Les conséquences de la distension sur les parois
intestinales et leur circulation, mais aussi la circulation cave
inférieure et le jeu diaphragmatique soulignent sa
nécessité. Elle est pratiquée de 2 façons :
- L'aspiration continue par un tube transanal. C'est souvent
une simple aspiration gastrique, évacuant les liquides reflués
dans l'estomac mais cela suffit à supprimer les vomissements, à
assurer une certaine décompression abdominale et empêche
l'aggravation de la distension.
- L'aspiration endo-entérale nécessite le
franchissement du pylore.
c.

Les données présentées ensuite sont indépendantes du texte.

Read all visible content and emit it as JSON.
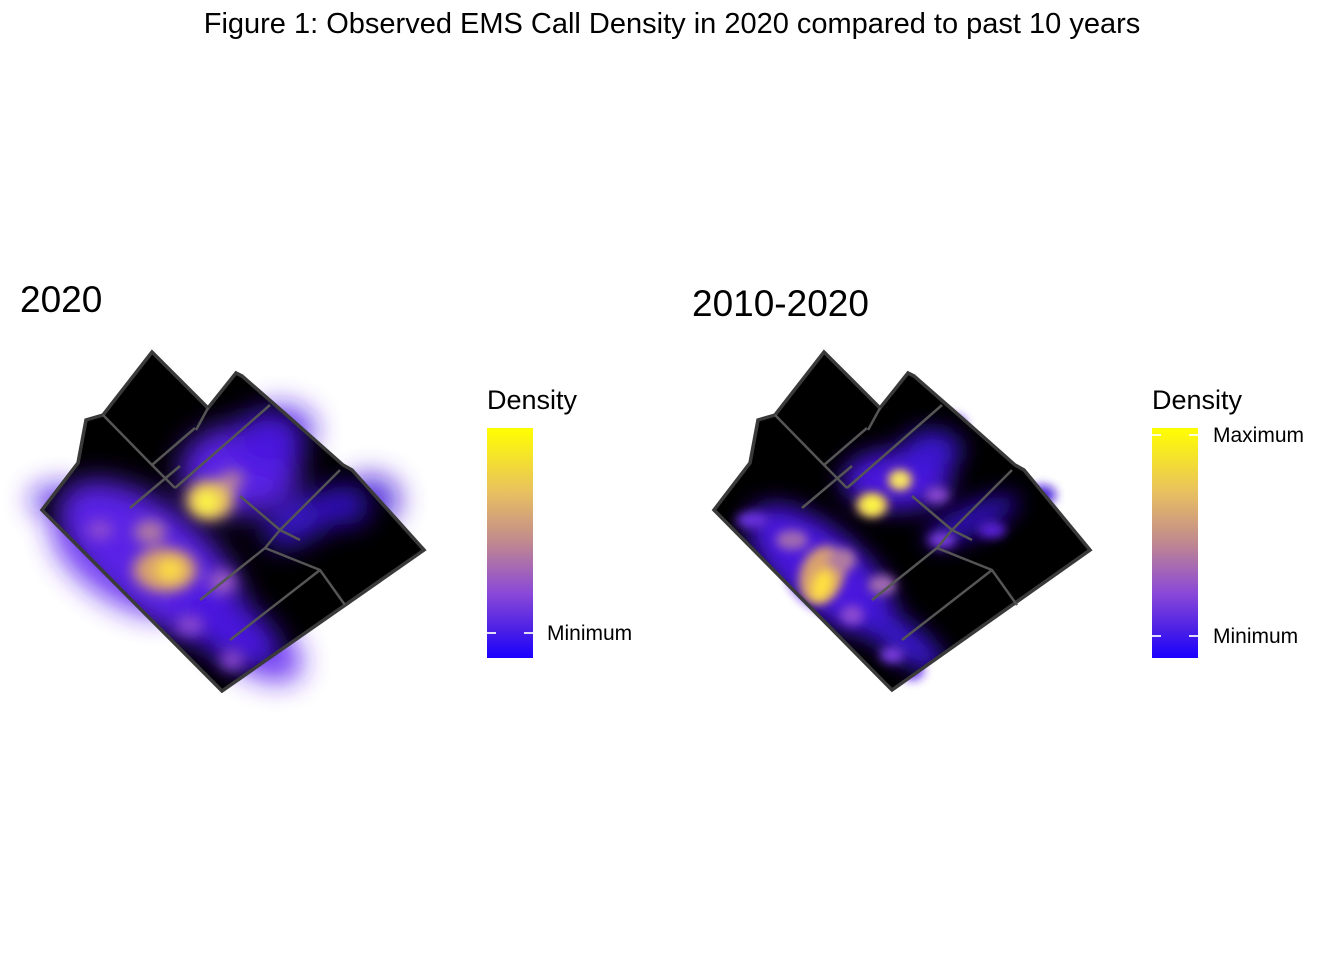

Rétablissement du transit intestinal.
Il constitue le but suprême du traitement de
l'occlusion.il consiste à lever ou à contourner l'obstacle au
transit intestinal. Cela est réalisé par une intervention
chirurgicale si l'obstacle est mécanique, par un traitement
médical si l'obstacle est fonctionnel.
d. Traitement de la cause de l'occlusion.
Agir sur la cause de l'occlusion, c'est d'abord éviter
la survenue de récidives mais c'est aussi traiter une affection dont
l'occlusion n'a été qu'un signe révélateur (colique
néphrétique, cholécystite aiguë).
Il y a ou non une indication à opérer
d'urgence ?
1. Occlusion à opérer d'urgence.
Dans certains cas, l'opération doit être
entreprise le plus rapidement possible. Ce sont des cas où il existe une
souffrance locale de l'intestin (strangulation) ou bien des cas où les
lésions risquent d'évoluer rapidement (hernie
étranglée, striction sur brides) et dans l'ensemble, toutes les
occlusions mécaniques du grêle. Dans tous ces cas, la
réanimation pré opératoire doit être brève.
On ne lui demande que de ramener, si besoin est, un besoin de TA suffisante
pour permettre l'anesthésie intensément pendant l'intervention.
Après l'intervention, il faut continuer la réanimation
parentérale jusqu'à la reprise du transit et la reprise de
l'alimentation per os.
2. Occlusion à ne pas opérer
d'urgence.
Dans l'autre cas, l'urgence opératoire n'existe pas et
l'on garde un espoir de faire céder l'occlusion
médicalement : on temporise sous traitement et surveillance. A
cette indication répondent :
- Beaucoup d'occlusions de cause rectale ou colique gauche
(occlusions mixtes) ou il existe un facteur inflammatoire que l'on peut faire
disparaître,
- Les occlusions de causes infectieuses (salpingite),
- Les iléus paralytiques.
Bien de ces occlusions cèdent en 2 ou 3 jours. Si elles
ne cèdent pas, l'intervention chirurgicale s'impose.